Life As A System

Now that you’ve designed the components of a truly great TrapezoidMobile (TM), it’s time to start thinking about how to put it all together into a single coherent unit.  Clearly, the TM’s chassis will have spaces to hold the supercomputer, engine, seats, and, well, everything else.  Once all of these pieces are put into the chassis, their functions need to be coordinated in order to work together in an effective fashion.

Once the engine, brakes, drive train, and controls are in the chassis, they may make the TM move, but its operation could probably be optimized more.  You can fine-tune the engine, and adjust the strength of the brakes in order to increase the ability of the TM to stop quickly or slow down from high speeds.  The size and ability of the engine to move the TM faster will change the design requirements of the braking subsystem.  This is an example of an interface requirement – the functional interface between the braking system and engine requires both sides to be strengthened.  I’m specifying that this is a functional interface, since there may not be a well-defined physical interface between the brakes and the engine (after all, the engine acts on the TM through the wheels and the brakes act on the tires, which is another interface).  These interface requirements mean more fine-tuning and optimization of system design.

In my ‘theory’ post for this subject, however, I alluded to discovering new functions and ‘hacking’ your system during integration.  Let’s say that, when fine-tuning the TM’s braking system, you start to notice that, under the right conditions, you can generate electric current from the braking system.  The supercomputer on board has a cooling system, which increases its capacity for rapid calculations.  The cooling system requires power to effectively transfer heat away from the processor.

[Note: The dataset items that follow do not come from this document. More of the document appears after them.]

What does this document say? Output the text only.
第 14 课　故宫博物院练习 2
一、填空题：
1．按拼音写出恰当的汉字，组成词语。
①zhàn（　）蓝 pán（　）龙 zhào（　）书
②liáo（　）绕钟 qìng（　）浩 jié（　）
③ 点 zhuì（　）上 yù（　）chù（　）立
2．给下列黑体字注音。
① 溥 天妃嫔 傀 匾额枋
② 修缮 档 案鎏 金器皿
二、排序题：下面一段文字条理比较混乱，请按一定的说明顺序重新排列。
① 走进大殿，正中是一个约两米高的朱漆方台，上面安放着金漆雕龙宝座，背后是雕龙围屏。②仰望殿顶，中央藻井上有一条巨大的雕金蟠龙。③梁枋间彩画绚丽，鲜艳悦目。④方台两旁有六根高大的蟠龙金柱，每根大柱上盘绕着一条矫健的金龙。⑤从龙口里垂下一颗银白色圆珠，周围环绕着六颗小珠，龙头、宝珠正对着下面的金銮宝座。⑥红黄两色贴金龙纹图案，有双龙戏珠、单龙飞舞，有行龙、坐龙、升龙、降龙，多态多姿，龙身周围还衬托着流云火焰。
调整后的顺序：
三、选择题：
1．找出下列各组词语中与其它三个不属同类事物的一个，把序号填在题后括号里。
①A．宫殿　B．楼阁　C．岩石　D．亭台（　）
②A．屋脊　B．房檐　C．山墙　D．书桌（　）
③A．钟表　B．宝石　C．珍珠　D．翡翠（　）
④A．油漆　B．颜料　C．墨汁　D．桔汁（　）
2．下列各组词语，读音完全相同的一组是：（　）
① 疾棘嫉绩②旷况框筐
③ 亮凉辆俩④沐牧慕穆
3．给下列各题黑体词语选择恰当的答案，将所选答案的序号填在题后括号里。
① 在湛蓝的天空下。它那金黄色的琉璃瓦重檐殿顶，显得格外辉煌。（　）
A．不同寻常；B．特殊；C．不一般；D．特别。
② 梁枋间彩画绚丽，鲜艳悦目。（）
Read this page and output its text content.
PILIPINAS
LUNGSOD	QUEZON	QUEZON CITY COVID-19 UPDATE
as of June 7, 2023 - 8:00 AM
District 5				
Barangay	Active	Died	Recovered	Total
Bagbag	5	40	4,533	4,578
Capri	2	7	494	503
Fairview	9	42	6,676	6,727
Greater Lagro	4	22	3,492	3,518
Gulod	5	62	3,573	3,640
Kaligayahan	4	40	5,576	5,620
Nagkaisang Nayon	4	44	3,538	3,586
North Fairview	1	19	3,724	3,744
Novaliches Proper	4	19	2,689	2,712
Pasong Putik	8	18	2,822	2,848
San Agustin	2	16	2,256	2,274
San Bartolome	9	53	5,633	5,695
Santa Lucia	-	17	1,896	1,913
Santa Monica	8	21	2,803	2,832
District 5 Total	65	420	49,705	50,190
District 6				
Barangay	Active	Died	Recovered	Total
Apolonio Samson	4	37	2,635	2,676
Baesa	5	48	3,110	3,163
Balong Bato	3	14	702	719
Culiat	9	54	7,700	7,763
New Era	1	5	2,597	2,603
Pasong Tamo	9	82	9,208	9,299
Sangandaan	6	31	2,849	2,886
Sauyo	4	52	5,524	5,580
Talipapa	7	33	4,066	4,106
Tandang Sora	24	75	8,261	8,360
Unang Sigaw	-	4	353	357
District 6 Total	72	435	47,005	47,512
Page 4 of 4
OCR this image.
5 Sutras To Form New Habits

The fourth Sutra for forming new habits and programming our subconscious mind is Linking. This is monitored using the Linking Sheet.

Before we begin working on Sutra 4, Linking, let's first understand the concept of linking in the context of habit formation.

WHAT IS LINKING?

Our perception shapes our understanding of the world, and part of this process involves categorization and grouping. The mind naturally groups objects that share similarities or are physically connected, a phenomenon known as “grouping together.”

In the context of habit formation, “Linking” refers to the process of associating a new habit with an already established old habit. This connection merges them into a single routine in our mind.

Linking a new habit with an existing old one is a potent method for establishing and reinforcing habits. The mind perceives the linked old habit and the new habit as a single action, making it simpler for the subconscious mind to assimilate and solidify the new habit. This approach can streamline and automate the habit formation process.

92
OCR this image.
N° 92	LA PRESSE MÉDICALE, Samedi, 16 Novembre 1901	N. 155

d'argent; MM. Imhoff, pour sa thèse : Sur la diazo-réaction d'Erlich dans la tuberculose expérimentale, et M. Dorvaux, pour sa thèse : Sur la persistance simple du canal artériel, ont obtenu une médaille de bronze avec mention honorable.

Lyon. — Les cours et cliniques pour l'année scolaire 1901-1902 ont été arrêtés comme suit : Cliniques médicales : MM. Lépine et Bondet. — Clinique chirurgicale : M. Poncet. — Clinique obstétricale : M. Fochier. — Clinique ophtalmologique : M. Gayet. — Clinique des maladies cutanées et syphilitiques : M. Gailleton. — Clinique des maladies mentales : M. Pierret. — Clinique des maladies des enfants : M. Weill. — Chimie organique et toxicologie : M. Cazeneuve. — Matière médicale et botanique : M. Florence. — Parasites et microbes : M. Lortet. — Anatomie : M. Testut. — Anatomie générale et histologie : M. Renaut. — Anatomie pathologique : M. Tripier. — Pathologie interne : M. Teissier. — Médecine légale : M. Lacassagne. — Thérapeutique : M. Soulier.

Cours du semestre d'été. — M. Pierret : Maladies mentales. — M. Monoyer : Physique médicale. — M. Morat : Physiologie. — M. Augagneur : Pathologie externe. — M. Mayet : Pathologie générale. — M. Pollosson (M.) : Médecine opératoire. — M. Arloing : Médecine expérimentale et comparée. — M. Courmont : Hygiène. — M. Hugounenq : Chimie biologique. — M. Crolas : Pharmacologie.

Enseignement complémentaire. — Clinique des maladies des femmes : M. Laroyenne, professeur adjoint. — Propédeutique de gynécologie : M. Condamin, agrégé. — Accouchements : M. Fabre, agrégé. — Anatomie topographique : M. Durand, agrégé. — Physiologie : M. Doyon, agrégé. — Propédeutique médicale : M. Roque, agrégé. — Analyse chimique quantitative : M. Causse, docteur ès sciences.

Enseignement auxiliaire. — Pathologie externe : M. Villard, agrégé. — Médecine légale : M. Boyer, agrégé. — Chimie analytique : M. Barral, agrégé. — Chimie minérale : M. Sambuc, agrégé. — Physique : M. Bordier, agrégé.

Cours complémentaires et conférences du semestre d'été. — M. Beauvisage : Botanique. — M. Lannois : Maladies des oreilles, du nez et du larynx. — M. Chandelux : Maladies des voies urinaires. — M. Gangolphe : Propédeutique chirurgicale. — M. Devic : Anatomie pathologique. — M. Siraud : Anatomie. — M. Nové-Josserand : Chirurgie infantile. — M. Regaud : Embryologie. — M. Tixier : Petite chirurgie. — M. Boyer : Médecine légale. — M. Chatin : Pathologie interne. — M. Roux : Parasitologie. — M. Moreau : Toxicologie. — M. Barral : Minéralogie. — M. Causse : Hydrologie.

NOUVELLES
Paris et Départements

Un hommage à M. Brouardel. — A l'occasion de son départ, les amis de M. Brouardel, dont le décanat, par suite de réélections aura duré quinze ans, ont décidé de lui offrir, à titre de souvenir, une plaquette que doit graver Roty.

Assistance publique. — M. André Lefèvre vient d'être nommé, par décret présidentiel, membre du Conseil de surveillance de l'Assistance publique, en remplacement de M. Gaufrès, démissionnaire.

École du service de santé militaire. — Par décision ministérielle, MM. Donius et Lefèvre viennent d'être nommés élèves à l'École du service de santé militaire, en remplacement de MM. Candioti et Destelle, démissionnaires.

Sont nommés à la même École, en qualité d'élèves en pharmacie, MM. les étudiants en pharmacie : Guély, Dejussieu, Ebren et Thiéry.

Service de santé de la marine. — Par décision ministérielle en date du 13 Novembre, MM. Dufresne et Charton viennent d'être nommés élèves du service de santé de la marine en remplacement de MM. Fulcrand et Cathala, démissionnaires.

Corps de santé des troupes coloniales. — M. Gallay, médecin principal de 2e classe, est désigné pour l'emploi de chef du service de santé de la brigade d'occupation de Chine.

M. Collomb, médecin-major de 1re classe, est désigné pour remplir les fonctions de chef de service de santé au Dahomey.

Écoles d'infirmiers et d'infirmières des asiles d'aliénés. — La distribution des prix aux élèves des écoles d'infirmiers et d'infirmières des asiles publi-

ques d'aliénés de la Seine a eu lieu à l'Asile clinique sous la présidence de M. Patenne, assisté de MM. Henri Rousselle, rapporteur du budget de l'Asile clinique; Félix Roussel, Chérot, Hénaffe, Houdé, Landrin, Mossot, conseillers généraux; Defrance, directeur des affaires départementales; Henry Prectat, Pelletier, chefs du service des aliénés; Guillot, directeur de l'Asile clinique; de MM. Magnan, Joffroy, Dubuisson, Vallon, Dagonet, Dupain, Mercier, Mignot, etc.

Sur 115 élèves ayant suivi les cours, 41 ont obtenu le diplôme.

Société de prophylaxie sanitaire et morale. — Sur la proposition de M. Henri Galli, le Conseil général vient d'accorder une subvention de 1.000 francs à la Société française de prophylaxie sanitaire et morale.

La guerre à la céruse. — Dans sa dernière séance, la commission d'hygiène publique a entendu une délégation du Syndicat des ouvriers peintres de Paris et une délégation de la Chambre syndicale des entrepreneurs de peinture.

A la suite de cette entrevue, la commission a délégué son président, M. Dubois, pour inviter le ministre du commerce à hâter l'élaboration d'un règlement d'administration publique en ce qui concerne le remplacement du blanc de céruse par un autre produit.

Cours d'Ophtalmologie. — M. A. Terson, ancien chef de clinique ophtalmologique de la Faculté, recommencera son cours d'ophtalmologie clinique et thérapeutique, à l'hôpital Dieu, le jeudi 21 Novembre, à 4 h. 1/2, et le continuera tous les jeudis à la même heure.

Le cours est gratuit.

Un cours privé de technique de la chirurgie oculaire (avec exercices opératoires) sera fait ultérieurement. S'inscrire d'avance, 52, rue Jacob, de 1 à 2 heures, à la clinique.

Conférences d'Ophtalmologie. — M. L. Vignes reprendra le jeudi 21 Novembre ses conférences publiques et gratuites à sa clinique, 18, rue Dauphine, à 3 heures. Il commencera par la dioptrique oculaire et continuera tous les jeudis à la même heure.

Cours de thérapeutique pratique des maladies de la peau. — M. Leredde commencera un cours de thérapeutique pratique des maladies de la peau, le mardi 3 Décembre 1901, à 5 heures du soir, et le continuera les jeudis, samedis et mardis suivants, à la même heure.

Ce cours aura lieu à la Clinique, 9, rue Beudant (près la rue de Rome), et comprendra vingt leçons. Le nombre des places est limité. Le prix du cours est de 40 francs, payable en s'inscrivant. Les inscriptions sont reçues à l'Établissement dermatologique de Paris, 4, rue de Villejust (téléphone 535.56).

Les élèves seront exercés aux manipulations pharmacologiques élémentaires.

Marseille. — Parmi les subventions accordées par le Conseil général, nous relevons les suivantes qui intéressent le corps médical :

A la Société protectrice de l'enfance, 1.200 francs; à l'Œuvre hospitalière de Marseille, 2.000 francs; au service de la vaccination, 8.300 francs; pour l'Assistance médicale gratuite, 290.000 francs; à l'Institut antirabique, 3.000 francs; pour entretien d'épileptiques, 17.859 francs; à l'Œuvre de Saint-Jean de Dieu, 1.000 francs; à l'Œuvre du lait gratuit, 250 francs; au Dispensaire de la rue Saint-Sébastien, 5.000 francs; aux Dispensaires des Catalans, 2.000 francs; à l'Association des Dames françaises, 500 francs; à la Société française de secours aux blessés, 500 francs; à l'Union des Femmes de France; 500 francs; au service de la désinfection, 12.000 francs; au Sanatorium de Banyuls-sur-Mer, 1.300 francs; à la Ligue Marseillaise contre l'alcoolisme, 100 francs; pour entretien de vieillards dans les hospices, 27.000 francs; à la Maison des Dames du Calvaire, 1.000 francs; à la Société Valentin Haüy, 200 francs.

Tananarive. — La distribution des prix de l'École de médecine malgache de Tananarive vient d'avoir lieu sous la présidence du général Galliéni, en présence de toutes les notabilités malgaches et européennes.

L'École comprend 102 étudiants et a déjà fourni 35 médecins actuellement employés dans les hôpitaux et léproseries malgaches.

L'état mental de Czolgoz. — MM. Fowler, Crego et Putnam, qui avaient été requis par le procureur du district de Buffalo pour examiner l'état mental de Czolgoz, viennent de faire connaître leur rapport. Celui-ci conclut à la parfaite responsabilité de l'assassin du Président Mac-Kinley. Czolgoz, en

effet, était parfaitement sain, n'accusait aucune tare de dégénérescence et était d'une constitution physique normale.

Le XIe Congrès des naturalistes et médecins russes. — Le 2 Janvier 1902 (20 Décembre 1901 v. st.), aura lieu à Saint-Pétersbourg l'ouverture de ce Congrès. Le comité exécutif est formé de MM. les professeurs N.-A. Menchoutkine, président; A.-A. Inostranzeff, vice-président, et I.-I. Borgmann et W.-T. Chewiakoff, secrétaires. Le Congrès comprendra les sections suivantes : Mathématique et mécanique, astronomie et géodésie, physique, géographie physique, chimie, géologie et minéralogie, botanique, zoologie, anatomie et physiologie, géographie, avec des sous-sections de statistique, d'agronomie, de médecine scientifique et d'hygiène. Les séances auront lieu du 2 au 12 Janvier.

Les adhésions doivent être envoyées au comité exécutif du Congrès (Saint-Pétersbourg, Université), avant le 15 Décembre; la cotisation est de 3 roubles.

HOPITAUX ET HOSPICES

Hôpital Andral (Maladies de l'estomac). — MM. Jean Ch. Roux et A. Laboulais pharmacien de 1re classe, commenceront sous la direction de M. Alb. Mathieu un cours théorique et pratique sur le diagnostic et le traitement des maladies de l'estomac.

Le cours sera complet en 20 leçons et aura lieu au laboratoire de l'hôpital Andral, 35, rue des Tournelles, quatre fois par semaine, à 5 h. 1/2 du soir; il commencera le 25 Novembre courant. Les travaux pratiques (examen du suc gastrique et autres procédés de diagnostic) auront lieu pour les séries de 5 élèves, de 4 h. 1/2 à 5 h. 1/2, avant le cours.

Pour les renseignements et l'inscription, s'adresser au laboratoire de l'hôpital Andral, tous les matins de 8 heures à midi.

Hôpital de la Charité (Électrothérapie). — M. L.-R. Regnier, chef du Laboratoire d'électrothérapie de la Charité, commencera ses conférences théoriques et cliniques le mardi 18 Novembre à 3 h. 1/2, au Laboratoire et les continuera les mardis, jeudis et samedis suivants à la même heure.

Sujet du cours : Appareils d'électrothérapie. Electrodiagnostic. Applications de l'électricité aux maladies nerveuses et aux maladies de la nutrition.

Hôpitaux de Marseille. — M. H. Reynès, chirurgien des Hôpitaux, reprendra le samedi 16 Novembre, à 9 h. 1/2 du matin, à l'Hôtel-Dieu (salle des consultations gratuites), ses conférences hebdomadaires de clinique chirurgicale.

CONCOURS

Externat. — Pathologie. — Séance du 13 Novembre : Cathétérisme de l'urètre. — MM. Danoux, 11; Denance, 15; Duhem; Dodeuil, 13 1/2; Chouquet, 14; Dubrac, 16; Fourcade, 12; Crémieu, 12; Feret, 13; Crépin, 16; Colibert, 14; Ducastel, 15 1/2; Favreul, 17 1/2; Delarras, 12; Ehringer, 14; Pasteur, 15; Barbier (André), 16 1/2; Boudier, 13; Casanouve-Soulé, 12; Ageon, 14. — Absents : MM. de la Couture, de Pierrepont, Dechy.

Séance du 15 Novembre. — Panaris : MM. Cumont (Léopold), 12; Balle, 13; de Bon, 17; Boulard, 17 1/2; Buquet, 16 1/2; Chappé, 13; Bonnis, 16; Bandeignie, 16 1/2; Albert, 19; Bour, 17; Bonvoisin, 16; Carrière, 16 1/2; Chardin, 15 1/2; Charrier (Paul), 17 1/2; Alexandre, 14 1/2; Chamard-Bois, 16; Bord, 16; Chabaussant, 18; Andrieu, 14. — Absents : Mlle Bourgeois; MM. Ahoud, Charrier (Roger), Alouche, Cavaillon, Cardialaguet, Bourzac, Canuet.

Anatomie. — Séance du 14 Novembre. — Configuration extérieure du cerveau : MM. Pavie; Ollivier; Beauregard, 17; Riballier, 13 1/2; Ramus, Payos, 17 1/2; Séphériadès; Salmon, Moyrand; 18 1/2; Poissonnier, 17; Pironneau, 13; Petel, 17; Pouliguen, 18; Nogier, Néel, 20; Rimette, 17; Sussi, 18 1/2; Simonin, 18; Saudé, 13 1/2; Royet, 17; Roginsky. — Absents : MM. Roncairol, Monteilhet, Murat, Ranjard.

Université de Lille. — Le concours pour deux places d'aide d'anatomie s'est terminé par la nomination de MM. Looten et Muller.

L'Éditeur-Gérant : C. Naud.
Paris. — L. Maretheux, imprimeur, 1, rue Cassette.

Here, integration means increasing the TM’s computing power by generating electrical power from the brakes and using this power to improve the efficiency of the supercomputer’s cooling system.  The limitation of the ability to both generate power and cool the supercomputer is another design requirement or specification placed on the interface between these systems.  By braking, the Fearless Trapezoid can calculate the areas of hypercubes and spheres in different topological spaces.

There is a not-so-subtle analogy here – hybrid vehicles work very similarly to what I’ve described (the Prius’ ‘regenerative braking’ is essentially this concept).  Doing this kind of experimentation and tuning allows a development team to discover new system functions and uses, as well as extend and strengthen pre-existing functions and uses of the system.

I was a little hard-pressed to come up with good ‘accidental’ system improvements and discoveries, but I’d love to hear from anyone reading – what’s your experience with integration?  Did you find that different parts of a system made the system better, or more complete?